Für gewöhnlich schalte ich dann einen Gang runter, öffne die meines Autos und lade die wohltuende Luft ein hereinzukommen. Aber heute hab ich mich anders entschieden. Heute Früh auf meinem Weg zur Arbeit bin ich einem Impuls folgend rechts ran gefahren und ausgestiegen. Ich habe meine Ballerina ausgezogen und bin mit nackten Füßen einige Schritte den weichen Waldboden entlang spaziert, bevor ich an einer besonders einladenden Stelle stehen geblieben bin. Ich habe in Gedanken Wurzeln in den Boden geschlagen und die nebelschwere Luft tief eingeatmet.
Bereits im Herbst habe ich euch von Shinrin Yoku, dem Waldbaden, erzählt. Seither bin ich über ein wirklich spannendes Interview mit Christian Arzberger gestolpert, der in seiner AKADEMIE FÜR SINNHAFTIGKEIT die Ausbildung „Stille Selbsterkenntnis und innere Kraft durch Waldbaden“ anbietet. In dem Interview erzählt Christian, wie er – einem inneren Impuls folgend – zum Waldbaden gekommen ist und wie sich sein Leben und auch die Sicht darauf grundlegend verändert haben. Er wartet aber auch mit – zumindest mir – vollkommen neuen wissenschaftlichen Erkenntnissen zu diesem Thema auf.
So erfahre ich, dass Bäume nicht nur durch die bereits im letzten Artikel erwähnten Terpene kommunizieren, sondern auch – oder vor allem – über das Wood Wide Web miteinander verbunden sind. Die Informationsweitergabe geschieht hier durch die Wurzeln und weiter über die Fäden der Mykorrhiza-Pilze. Auf diese Weise ist jedoch nicht nur ein effektives Warnsystem von Baum zu Baum gewährleistet, es können darüber hinaus auch Nährstoffe ausgetauscht werden und verletzte oder kranke Bäume so vorübergehend durch andere Bäume versorgt werden und zwar unabhängig von der Baumart.
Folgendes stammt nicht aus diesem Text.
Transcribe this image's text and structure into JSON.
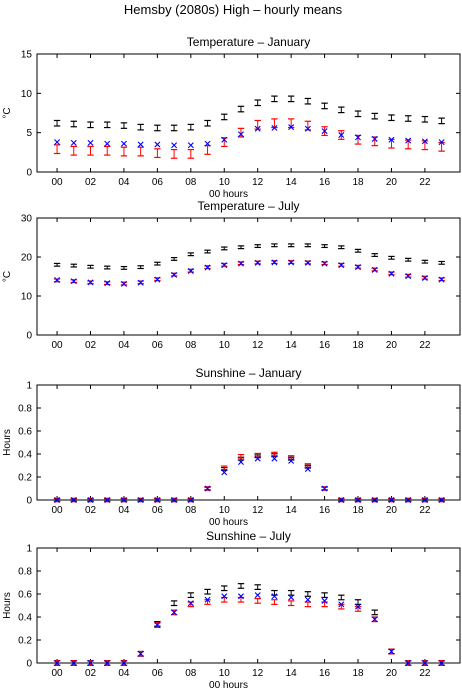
{
  "figure_title": "Hemsby (2080s) High – hourly means",
  "colors": {
    "black": "#000000",
    "red": "#ff0000",
    "blue": "#0000ff"
  },
  "chart_data": [
    {
      "type": "scatter",
      "title": "Temperature – January",
      "xlabel": "00 hours",
      "ylabel": "°C",
      "ylim": [
        0,
        15
      ],
      "yticks": [
        "0",
        "5",
        "10",
        "15"
      ],
      "xticks": [
        "00",
        "02",
        "04",
        "06",
        "08",
        "10",
        "12",
        "14",
        "16",
        "18",
        "20",
        "22"
      ],
      "x": [
        0,
        1,
        2,
        3,
        4,
        5,
        6,
        7,
        8,
        9,
        10,
        11,
        12,
        13,
        14,
        15,
        16,
        17,
        18,
        19,
        20,
        21,
        22,
        23
      ],
      "series": [
        {
          "color": "#000000",
          "marker": "errorbar",
          "values": [
            6.2,
            6.1,
            6.0,
            6.0,
            5.9,
            5.7,
            5.6,
            5.6,
            5.7,
            6.2,
            7.0,
            8.0,
            8.8,
            9.3,
            9.3,
            9.0,
            8.4,
            7.9,
            7.4,
            7.1,
            6.9,
            6.8,
            6.7,
            6.5
          ],
          "err": 0.35
        },
        {
          "color": "#ff0000",
          "marker": "errorbar",
          "values": [
            2.9,
            2.7,
            2.7,
            2.7,
            2.6,
            2.6,
            2.4,
            2.3,
            2.3,
            2.8,
            3.8,
            5.0,
            6.0,
            6.2,
            6.2,
            5.9,
            5.2,
            4.7,
            4.1,
            3.9,
            3.6,
            3.5,
            3.4,
            3.2
          ],
          "err": 0.55
        },
        {
          "color": "#0000ff",
          "marker": "cross",
          "values": [
            3.8,
            3.7,
            3.7,
            3.6,
            3.6,
            3.5,
            3.5,
            3.4,
            3.4,
            3.6,
            4.1,
            4.8,
            5.5,
            5.6,
            5.7,
            5.5,
            5.2,
            4.7,
            4.4,
            4.2,
            4.1,
            4.0,
            3.9,
            3.8
          ]
        }
      ]
    },
    {
      "type": "scatter",
      "title": "Temperature – July",
      "xlabel": "",
      "ylabel": "°C",
      "ylim": [
        0,
        30
      ],
      "yticks": [
        "0",
        "10",
        "20",
        "30"
      ],
      "xticks": [
        "00",
        "02",
        "04",
        "06",
        "08",
        "10",
        "12",
        "14",
        "16",
        "18",
        "20",
        "22"
      ],
      "x": [
        0,
        1,
        2,
        3,
        4,
        5,
        6,
        7,
        8,
        9,
        10,
        11,
        12,
        13,
        14,
        15,
        16,
        17,
        18,
        19,
        20,
        21,
        22,
        23
      ],
      "series": [
        {
          "color": "#000000",
          "marker": "errorbar",
          "values": [
            18.0,
            17.8,
            17.5,
            17.3,
            17.2,
            17.4,
            18.3,
            19.5,
            20.7,
            21.4,
            22.2,
            22.5,
            22.8,
            23.0,
            23.0,
            23.0,
            22.8,
            22.5,
            21.6,
            20.5,
            19.8,
            19.3,
            18.8,
            18.5
          ],
          "err": 0.35
        },
        {
          "color": "#ff0000",
          "marker": "errorbar",
          "values": [
            14.0,
            13.8,
            13.5,
            13.3,
            13.2,
            13.5,
            14.3,
            15.5,
            16.5,
            17.4,
            18.0,
            18.4,
            18.6,
            18.7,
            18.7,
            18.6,
            18.4,
            18.0,
            17.5,
            16.8,
            15.8,
            15.2,
            14.7,
            14.3
          ],
          "err": 0.35
        },
        {
          "color": "#0000ff",
          "marker": "cross",
          "values": [
            14.1,
            13.8,
            13.5,
            13.3,
            13.1,
            13.4,
            14.2,
            15.4,
            16.4,
            17.3,
            17.9,
            18.3,
            18.5,
            18.6,
            18.6,
            18.5,
            18.3,
            17.9,
            17.4,
            16.7,
            15.7,
            15.1,
            14.6,
            14.2
          ]
        }
      ]
    },
    {
      "type": "scatter",
      "title": "Sunshine – January",
      "xlabel": "00 hours",
      "ylabel": "Hours",
      "ylim": [
        0,
        1
      ],
      "yticks": [
        "0",
        "0.2",
        "0.4",
        "0.6",
        "0.8",
        "1"
      ],
      "xticks": [
        "00",
        "02",
        "04",
        "06",
        "08",
        "10",
        "12",
        "14",
        "16",
        "18",
        "20",
        "22"
      ],
      "x": [
        0,
        1,
        2,
        3,
        4,
        5,
        6,
        7,
        8,
        9,
        10,
        11,
        12,
        13,
        14,
        15,
        16,
        17,
        18,
        19,
        20,
        21,
        22,
        23
      ],
      "series": [
        {
          "color": "#000000",
          "marker": "errorbar",
          "values": [
            0,
            0,
            0,
            0,
            0,
            0,
            0,
            0,
            0,
            0.1,
            0.27,
            0.36,
            0.38,
            0.39,
            0.36,
            0.29,
            0.1,
            0,
            0,
            0,
            0,
            0,
            0,
            0
          ],
          "err": 0.012
        },
        {
          "color": "#ff0000",
          "marker": "errorbar",
          "values": [
            0,
            0,
            0,
            0,
            0,
            0,
            0,
            0,
            0,
            0.1,
            0.28,
            0.38,
            0.39,
            0.4,
            0.37,
            0.3,
            0.1,
            0,
            0,
            0,
            0,
            0,
            0,
            0
          ],
          "err": 0.015
        },
        {
          "color": "#0000ff",
          "marker": "cross",
          "values": [
            0,
            0,
            0,
            0,
            0,
            0,
            0,
            0,
            0,
            0.1,
            0.24,
            0.33,
            0.36,
            0.36,
            0.34,
            0.27,
            0.1,
            0,
            0,
            0,
            0,
            0,
            0,
            0
          ]
        }
      ]
    },
    {
      "type": "scatter",
      "title": "Sunshine – July",
      "xlabel": "00 hours",
      "ylabel": "Hours",
      "ylim": [
        0,
        1
      ],
      "yticks": [
        "0",
        "0.2",
        "0.4",
        "0.6",
        "0.8",
        "1"
      ],
      "xticks": [
        "00",
        "02",
        "04",
        "06",
        "08",
        "10",
        "12",
        "14",
        "16",
        "18",
        "20",
        "22"
      ],
      "x": [
        0,
        1,
        2,
        3,
        4,
        5,
        6,
        7,
        8,
        9,
        10,
        11,
        12,
        13,
        14,
        15,
        16,
        17,
        18,
        19,
        20,
        21,
        22,
        23
      ],
      "series": [
        {
          "color": "#000000",
          "marker": "errorbar",
          "values": [
            0,
            0,
            0,
            0,
            0,
            0.08,
            0.34,
            0.52,
            0.59,
            0.62,
            0.65,
            0.67,
            0.66,
            0.61,
            0.61,
            0.6,
            0.59,
            0.57,
            0.53,
            0.44,
            0.1,
            0,
            0,
            0
          ],
          "err": 0.02
        },
        {
          "color": "#ff0000",
          "marker": "errorbar",
          "values": [
            0,
            0,
            0,
            0,
            0,
            0.08,
            0.33,
            0.44,
            0.51,
            0.53,
            0.55,
            0.55,
            0.54,
            0.53,
            0.52,
            0.51,
            0.51,
            0.49,
            0.47,
            0.38,
            0.1,
            0,
            0,
            0
          ],
          "err": 0.02
        },
        {
          "color": "#0000ff",
          "marker": "cross",
          "values": [
            0,
            0,
            0,
            0,
            0,
            0.08,
            0.33,
            0.44,
            0.52,
            0.55,
            0.58,
            0.58,
            0.59,
            0.58,
            0.57,
            0.55,
            0.54,
            0.51,
            0.49,
            0.38,
            0.1,
            0,
            0,
            0
          ]
        }
      ]
    }
  ]
}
In einem Versuch konnte nachgewiesen werden, dass eine Birke eine Douglas-Tanne mit Nährstoffen versorgte. (nachzulesen unter https://naturwald-akademie.org/waldwissen/waldtiere-und-pflanzen/baeume-tauschen-sich-aus/).
Christian Arzberger weist zudem darauf hin, dass diese Vernetzung via Wood Wide Web sogar große Distanzen überwinden kann, zum Beispiel wenn eine Stadt inmitten eines Waldgebietes errichtet wird. Die Kommunikation wird hierbei einfach unterirdisch fortgeführt, wobei gegebenenfalls Bäume aus Parks und Gärten mit eingebunden werden.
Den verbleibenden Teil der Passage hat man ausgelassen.